So weit, so gut. Leider kommt es aber immer wieder zu Vorfällen, die abartig sind. Die Zündschnur ist bei einzelnen Leuten sehr kurz. Beleidigungen, Drohungen und sogar Gewalt sind die Folge, nicht nur beim Fußball. Sport ist ein Spiegelbild der Gesellschaft. Hass, Hetze, Gewalt und Vorurteile gegenüber verschiedenen Menschengruppen nehmen zu. Das ist so. Deshalb reicht es nicht, einzelne Leute zu bestrafen. Wieso spuckt jemand, wieso schlägt jemand? Ein Sportgericht kann dies nicht lösen.

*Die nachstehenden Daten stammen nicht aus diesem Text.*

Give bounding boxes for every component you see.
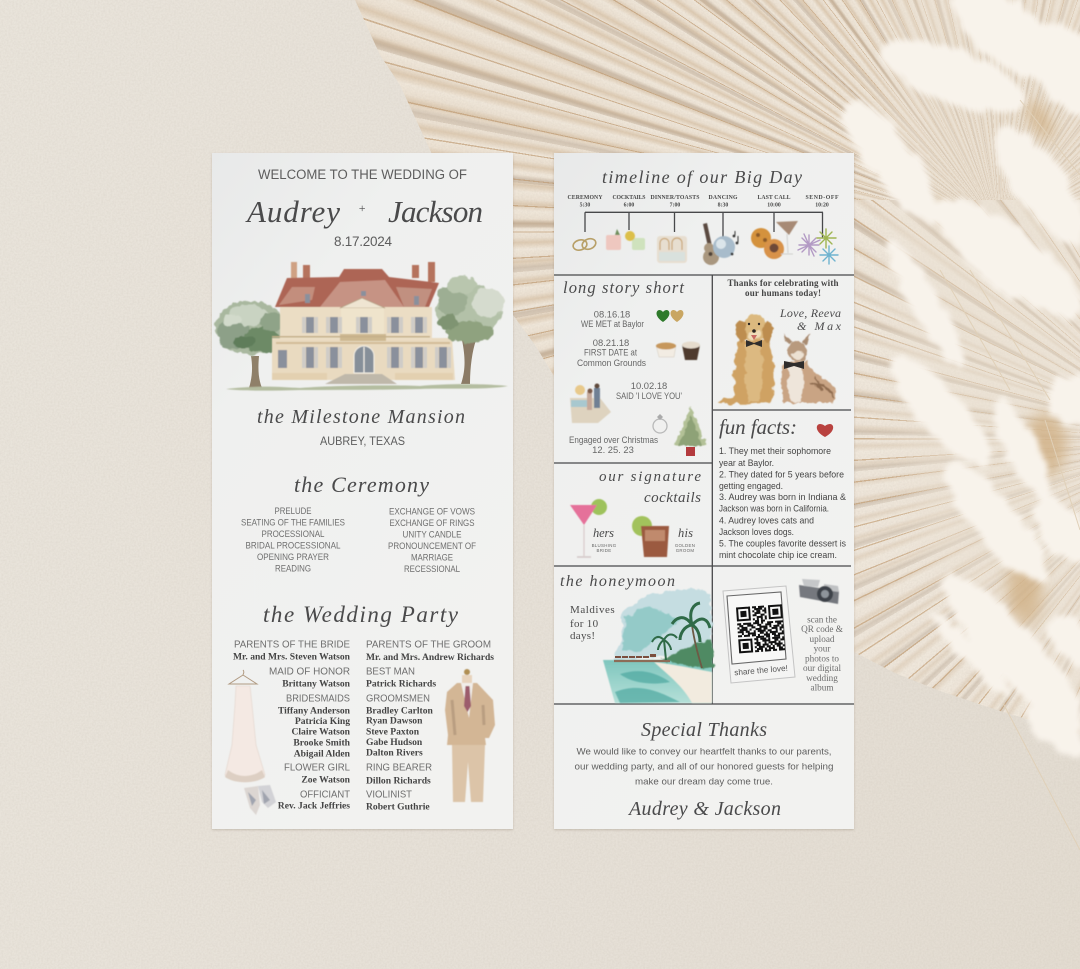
text: ceremony order right: EXCHANGE OF RINGS	[390, 517, 474, 528]
heading: welcome line: WELCOME TO THE WEDDING OF	[258, 167, 467, 182]
icon: golden retriever with bow tie	[717, 315, 773, 404]
panel: fun facts	[719, 415, 846, 560]
text: wedding party bride side: Abigail Alden	[294, 748, 351, 759]
text: wedding party groom side: Mr. and Mrs. Andrew Richards	[366, 652, 494, 663]
background: dried palm leaf upper fan	[355, 0, 1080, 376]
icon: camera	[799, 579, 839, 604]
text: wedding party bride side: Tiffany Anderson	[278, 706, 351, 717]
heading: the honeymoon: the honeymoon	[560, 573, 675, 590]
text: ceremony order right	[388, 506, 476, 574]
text: timeline labels: COCKTAILS	[612, 195, 646, 201]
text: said i love you: SAID 'I LOVE YOU'	[616, 390, 682, 401]
text: hers: hers	[593, 526, 614, 540]
panel: timeline of our big day	[568, 167, 839, 265]
text: thanks for celebrating: Thanks for celebrating with	[728, 278, 838, 288]
panel: pets thanks	[717, 278, 842, 404]
text: ceremony order right: PRONOUNCEMENT OF	[388, 540, 476, 551]
text: venue location: AUBREY, TEXAS	[320, 434, 405, 448]
text: fun facts list: 3. Audrey was born in Indiana &	[719, 492, 846, 502]
text: we met: WE MET at Baylor	[581, 318, 644, 329]
text: wedding party groom side: Dalton Rivers	[366, 748, 423, 759]
icon: fireworks	[798, 229, 838, 264]
text: timeline labels: 5:30	[580, 202, 590, 208]
text: thanks for celebrating: our humans today!	[745, 288, 821, 298]
icon: green and gold hearts	[657, 310, 683, 322]
text: maldives: Maldives	[570, 604, 615, 616]
text: we met	[581, 309, 644, 329]
text: scan instructions	[801, 615, 843, 693]
heading: the wedding party: the Wedding Party	[263, 602, 459, 627]
text: thanks for celebrating	[728, 278, 838, 298]
text: fun facts list: mint chocolate chip ice cream.	[719, 550, 837, 560]
heading: our signature cocktails: cocktails	[644, 490, 701, 506]
panel: long story short	[563, 278, 707, 456]
text: ceremony order right: MARRIAGE	[411, 552, 453, 563]
text: timeline labels: 6:00	[624, 202, 634, 208]
text: timeline labels: 8:30	[718, 202, 728, 208]
text: timeline labels: 10:20	[815, 202, 829, 208]
text: thanks message	[574, 746, 834, 787]
text: ceremony order left: BRIDAL PROCESSIONAL	[246, 540, 340, 551]
text: timeline labels	[568, 195, 839, 208]
text: wedding party groom side: GROOMSMEN	[366, 693, 430, 704]
text: wedding party groom side: Gabe Hudson	[366, 737, 423, 748]
text: hers	[592, 526, 617, 553]
heading: our signature cocktails	[599, 469, 701, 506]
text: first date	[577, 337, 646, 368]
text: first date: 08.21.18	[593, 337, 629, 348]
text: timeline labels: CEREMONY	[568, 195, 603, 201]
illustration: maldives beach watercolor	[603, 588, 714, 703]
text: wedding party bride side: Mr. and Mrs. Steven Watson	[233, 651, 351, 662]
icon: cat with bow tie	[782, 334, 836, 403]
text: wedding party groom side: BEST MAN	[366, 667, 415, 678]
text: his: GROOM	[676, 548, 694, 553]
text: said i love you: 10.02.18	[631, 380, 667, 391]
icon: coffee cups	[656, 342, 700, 360]
heading: fun facts: fun facts:	[719, 415, 797, 439]
text: ceremony order left: OPENING PRAYER	[257, 551, 329, 562]
text: scan instructions: scan the	[807, 615, 837, 625]
text: wedding party bride side: OFFICIANT	[300, 789, 351, 800]
text: wedding party groom side: Dillon Richards	[366, 775, 431, 786]
text: wedding party groom side: Steve Paxton	[366, 726, 420, 737]
text: thanks message: our wedding party, and all of our honored guests for helping	[574, 761, 834, 772]
text: thanks message: We would like to convey our heartfelt thanks to our parents,	[576, 746, 832, 757]
heading: our signature cocktails: our signature	[599, 469, 701, 485]
text: couple signature: Audrey & Jackson	[627, 798, 781, 820]
text: fun facts list: year at Baylor.	[719, 458, 774, 468]
text: we met: 08.16.18	[594, 309, 630, 320]
text: ceremony order left: SEATING OF THE FAMILIES	[241, 516, 345, 527]
text: wedding party bride side: Zoe Watson	[301, 774, 351, 785]
text: fun facts list: 2. They dated for 5 years before	[719, 470, 844, 480]
text: timeline labels: DANCING	[708, 195, 738, 201]
text: fun facts list: getting engaged.	[719, 481, 783, 491]
text: maldives	[570, 604, 615, 642]
icon: tan suit on mannequin	[445, 669, 495, 802]
text: wedding party bride side	[233, 640, 351, 811]
text: wedding party bride side: FLOWER GIRL	[284, 762, 350, 773]
text: wedding date: 8.17.2024	[334, 234, 392, 249]
text: wedding party bride side: Patricia King	[295, 716, 350, 727]
grid lines	[554, 275, 854, 704]
heading: venue name: the Milestone Mansion	[257, 406, 465, 428]
text: ceremony order left: READING	[275, 562, 311, 573]
text: maldives: for 10	[570, 618, 599, 630]
text: scan instructions: album	[811, 683, 833, 693]
text: pet signature: & Max	[797, 319, 842, 333]
panel: right program card	[554, 153, 854, 829]
text: scan instructions: photos to	[805, 653, 839, 663]
text: hers: BRIDE	[597, 548, 611, 553]
text: wedding party bride side: Rev. Jack Jeffries	[278, 800, 350, 811]
background: dried palm leaf lower fan	[854, 200, 1080, 718]
text: wedding party groom side: Ryan Dawson	[366, 716, 423, 727]
text: wedding party groom side: PARENTS OF THE GROOM	[366, 640, 491, 651]
text: ceremony order left	[241, 505, 345, 573]
icon: cookies and espresso martini	[751, 221, 798, 259]
text: engaged: Engaged over Christmas	[569, 434, 658, 445]
text: ceremony order left: PROCESSIONAL	[262, 528, 324, 539]
icon: cocktails	[606, 229, 645, 250]
icon: christmas tree	[674, 407, 707, 456]
text: wedding party groom side: Robert Guthrie	[366, 801, 430, 812]
text: ceremony order left: PRELUDE	[274, 505, 312, 516]
text: fun facts list: 5. The couples favorite dessert is	[719, 539, 846, 549]
icon: left tree	[215, 301, 285, 388]
text: wedding party bride side: Claire Watson	[291, 727, 351, 738]
heading: long story short: long story short	[563, 278, 684, 297]
text: ceremony order right: RECESSIONAL	[404, 563, 460, 574]
chart: timeline bar	[585, 212, 823, 238]
text: pet signature: Love, Reeva	[779, 306, 841, 320]
panel: qr share	[723, 579, 843, 693]
icon: right tree	[436, 276, 504, 384]
panel: signature cocktails	[570, 469, 701, 557]
text: scan instructions: upload	[809, 634, 835, 644]
icon: engagement ring	[653, 414, 667, 433]
heading: couple names: Audrey	[245, 194, 340, 229]
text: wedding party groom side: Bradley Carlton	[366, 705, 434, 716]
icon: wedding dress on hanger	[225, 670, 265, 782]
icon: bridal shoes	[244, 785, 276, 815]
text: timeline labels: 7:00	[670, 202, 680, 208]
text: wedding party bride side: Brooke Smith	[293, 738, 351, 749]
icon: red heart	[817, 424, 833, 437]
text: wedding party bride side: Brittany Watson	[282, 679, 351, 690]
heading: couple names: +	[358, 201, 366, 215]
icon: polaroid qr code: share the love!	[734, 664, 788, 677]
text: wedding party groom side: RING BEARER	[366, 763, 432, 774]
text: pet signature	[779, 306, 842, 333]
icon: lawn	[226, 384, 508, 391]
heading: the ceremony: the Ceremony	[294, 472, 429, 497]
background: pampas grass	[827, 0, 1080, 850]
panel: the honeymoon	[560, 573, 714, 703]
text: engaged: 12. 25. 23	[592, 444, 634, 455]
icon: old fashioned	[632, 516, 669, 557]
text: hers: BLUSHING	[592, 543, 617, 548]
text: engaged	[569, 434, 658, 455]
windows	[278, 291, 447, 368]
text: fun facts list: 1. They met their sophomore	[719, 446, 831, 456]
panel: left program card	[212, 153, 513, 829]
text: timeline labels: 10:00	[767, 202, 781, 208]
text: timeline labels: LAST CALL	[758, 195, 791, 201]
text: wedding party groom side: Patrick Richards	[366, 679, 436, 690]
text: wedding party groom side: VIOLINIST	[366, 790, 413, 801]
text: fun facts list	[719, 446, 846, 560]
heading: couple names	[245, 194, 483, 229]
text: timeline labels: SEND-OFF	[806, 195, 839, 201]
text: scan instructions: our digital	[803, 663, 841, 673]
text: scan instructions: QR code &	[801, 624, 843, 634]
text: scan instructions: wedding	[806, 673, 838, 683]
icon: couple on beach	[570, 384, 611, 423]
heading: couple names: Jackson	[388, 194, 483, 229]
text: maldives: days!	[570, 630, 595, 642]
text: ceremony order right: UNITY CANDLE	[402, 529, 462, 540]
text: his: GOLDEN	[675, 543, 695, 548]
text: wedding party bride side: MAID OF HONOR	[269, 666, 350, 677]
text: wedding party bride side: PARENTS OF THE BRIDE	[234, 640, 350, 651]
text: first date: Common Grounds	[577, 357, 646, 368]
icon: pink martini	[570, 499, 607, 557]
text: his: his	[678, 526, 693, 540]
text: fun facts list: Jackson was born in California.	[719, 504, 829, 514]
text: thanks message: make our dream day come true.	[635, 776, 773, 787]
text: fun facts list: Jackson loves dogs.	[719, 527, 794, 537]
panel: special thanks	[574, 719, 834, 820]
text: said i love you	[616, 380, 682, 401]
text: first date: FIRST DATE at	[584, 346, 637, 358]
text: wedding party bride side: BRIDESMAIDS	[286, 694, 350, 705]
icon: wedding rings	[572, 237, 597, 252]
text: wedding party groom side	[366, 640, 494, 812]
text: his	[675, 526, 695, 553]
heading: timeline: timeline of our Big Day	[602, 167, 802, 187]
text: timeline labels: DINNER/TOASTS	[650, 195, 700, 201]
heading: special thanks: Special Thanks	[641, 719, 767, 741]
text: ceremony order right: EXCHANGE OF VOWS	[389, 506, 475, 517]
icon: guitar, disco ball and notes	[703, 223, 738, 265]
text: scan instructions: your	[814, 644, 830, 654]
illustration: watercolor mansion	[215, 262, 508, 391]
text: fun facts list: 4. Audrey loves cats and	[719, 515, 814, 525]
icon: mansion building	[272, 262, 455, 384]
icon: dinner place settings	[657, 236, 687, 263]
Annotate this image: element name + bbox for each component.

Im konkreten Beispiel haben Dr. Stephan Dittl, Wilfried Olschewski und Sven Henneke ruhig, sachlich und im Sinne des Sports die Verhandlung geführt. Entsprechend gesittet ging es am Dienstagabend im "Gerichtssaal" zu. Dass es zwischen den Vereinen oder den anwesenden Spielern keine "Liebeserklärungen" gab, ist logisch. Schade, dass einige Protagonisten nicht erschienen sind. Hohe Luft hat seine Mannschaft zurückgezogen, auch in der Leitungsebene wird es Veränderungen geben. Der Verein liegt aktuell faktisch am Boden. Ein Verein, welcher seit Jahren Integrationsarbeit leistet, welcher sich den vielfältigen Herausforderungen stellt. Ein Verein, welcher zumindest aktuell gescheitert ist und sicher selbst Fehler gemacht hat. Aber wer macht keine Fehler? Mit dem vermutlichen Urteil kann der FSV vielleicht einen Schlussstrich machen und einen Neuanfang wagen. Doch wer hat in der heutigen Zeit überhaupt noch den Mut, die Kraft, einen Verein zu führen?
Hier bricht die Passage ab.